Il a rappelé qu’en juillet 2018, l’Union Africaine avait salué les progrès réalisés par la Force conjointe du G5 Sahel et réitéré son engagement à accompagner cette réponse coordonnée au niveau régional dans le cadre du processus de Nouakchott et d’autres cadres régionaux.  Le représentant s’est également dit encouragé par les progrès réalisés en matière de DDR et dans la réforme des services sécuritaires au Mali, insistant sur le fait que les forces de sécurité maliennes doivent disposer des équipements nécessaires pour faire face aux enjeux sécuritaires.  Il a reconnu le rôle important de la MINUSMA dans la réalisation de l’Accord ainsi que son partenariat avec la Force régionale G5 Sahel.
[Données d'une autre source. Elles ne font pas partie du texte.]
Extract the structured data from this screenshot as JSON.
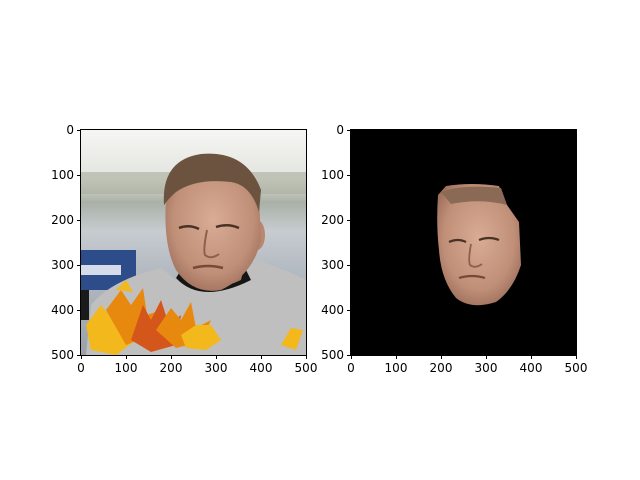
{
  "figure": {
    "axes": [
      {
        "id": "left",
        "content": "original photo with leaves overlay",
        "xticks": [
          "0",
          "100",
          "200",
          "300",
          "400",
          "500"
        ],
        "yticks": [
          "0",
          "100",
          "200",
          "300",
          "400",
          "500"
        ]
      },
      {
        "id": "right",
        "content": "segmented face mask on black",
        "xticks": [
          "0",
          "100",
          "200",
          "300",
          "400",
          "500"
        ],
        "yticks": [
          "0",
          "100",
          "200",
          "300",
          "400",
          "500"
        ]
      }
    ]
  },
  "colors": {
    "mask_background": "#000000",
    "shirt": "#bfbfc0",
    "skin": "#c89882",
    "hair": "#6b5340",
    "leaf_orange": "#e8890f",
    "leaf_yellow": "#f2b81c",
    "leaf_red": "#d4561a"
  }
}
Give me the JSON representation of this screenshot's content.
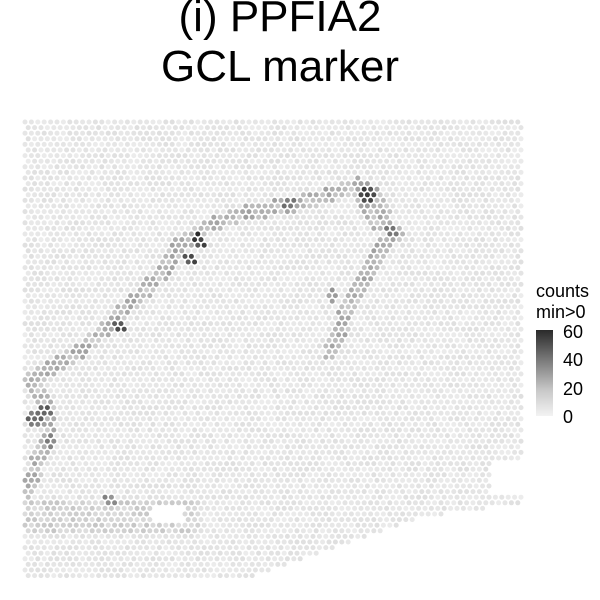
{
  "title_line1": "(i) PPFIA2",
  "title_line2": "GCL marker",
  "legend": {
    "title_line1": "counts",
    "title_line2": "min>0",
    "ticks": [
      "60",
      "40",
      "20",
      "0"
    ]
  },
  "colors": {
    "low": "#f1f1f1",
    "high": "#2a2a2a",
    "background": "#ffffff"
  },
  "chart_data": {
    "type": "heatmap",
    "description": "",
    "value_range": [
      0,
      60
    ],
    "hotspots": [
      {
        "x": 0.35,
        "y": 0.26,
        "value": 60
      },
      {
        "x": 0.33,
        "y": 0.3,
        "value": 55
      },
      {
        "x": 0.19,
        "y": 0.45,
        "value": 55
      },
      {
        "x": 0.69,
        "y": 0.16,
        "value": 60
      },
      {
        "x": 0.74,
        "y": 0.24,
        "value": 45
      },
      {
        "x": 0.04,
        "y": 0.63,
        "value": 50
      },
      {
        "x": 0.02,
        "y": 0.65,
        "value": 45
      },
      {
        "x": 0.05,
        "y": 0.7,
        "value": 40
      },
      {
        "x": 0.17,
        "y": 0.83,
        "value": 35
      },
      {
        "x": 0.53,
        "y": 0.18,
        "value": 40
      },
      {
        "x": 0.62,
        "y": 0.38,
        "value": 30
      }
    ]
  }
}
M. Matjila a ensuite promu la coopération régionale pour combattre la criminalité transnationale et le terrorisme.  « Il ne s’agit pas d’une crise purement malienne », a-t-il souligné en plaidant pour la solidarité dans la région, condition sine qua non de la paix et la stabilité au Sahel.  Il en a profité pour appeler l’ONU et les États Membres à soutenir la Force conjointe du G5 Sahel et à créer un bureau d’appui des Nations Unies pour cette Force.  Le Conseil de sécurité doit s’assurer que les opérations de cette force sont suffisamment financées et adéquatement équipées pour défendre et assurer la mise en œuvre de leurs mandats, a-t-il demandé.  Enfin, M. Matjila a mis l’accent sur l’importance du développement pour créer « non seulement un Mali plus stable, mais également une région plus stable ».

M. HAITAO WU (Chine) s’est inquiété de la détérioration de la situation sécuritaire dans le nord et le centre du Mali.  Il a appelé la communauté internationale à aider l’ensemble des parties à mettre en œuvre l’Accord pour la paix et la réconciliation au Mali, et à appuyer le renforcement des capacités du Gouvernement.  Les capacités nationales en matière de sécurité méritent notamment d’être renforcées, pour permettre au Gouvernement d’assurer la sécurité à l’échelle du pays, a-t-il précisé.  Le représentant a jugé indispensable d’adopter une approche globale en mettant l’accent sur la dimension régionale.

Le délégué a ensuite salué le travail du Groupe de cinq pays du Sahel, ainsi que l’appui fourni par la MINUSMA à la Force conjointe du G5 Sahel.  Il a encouragé la Mission à renforcer la sécurité et la sûreté de son personnel, notamment en améliorant la communication avec les pays bailleurs de fonds.  Il a souligné que la Chine est un important pays fournisseur de contingents, notant que de nombreux Casques bleus opérant au sein de la MINUSMA sont chinois.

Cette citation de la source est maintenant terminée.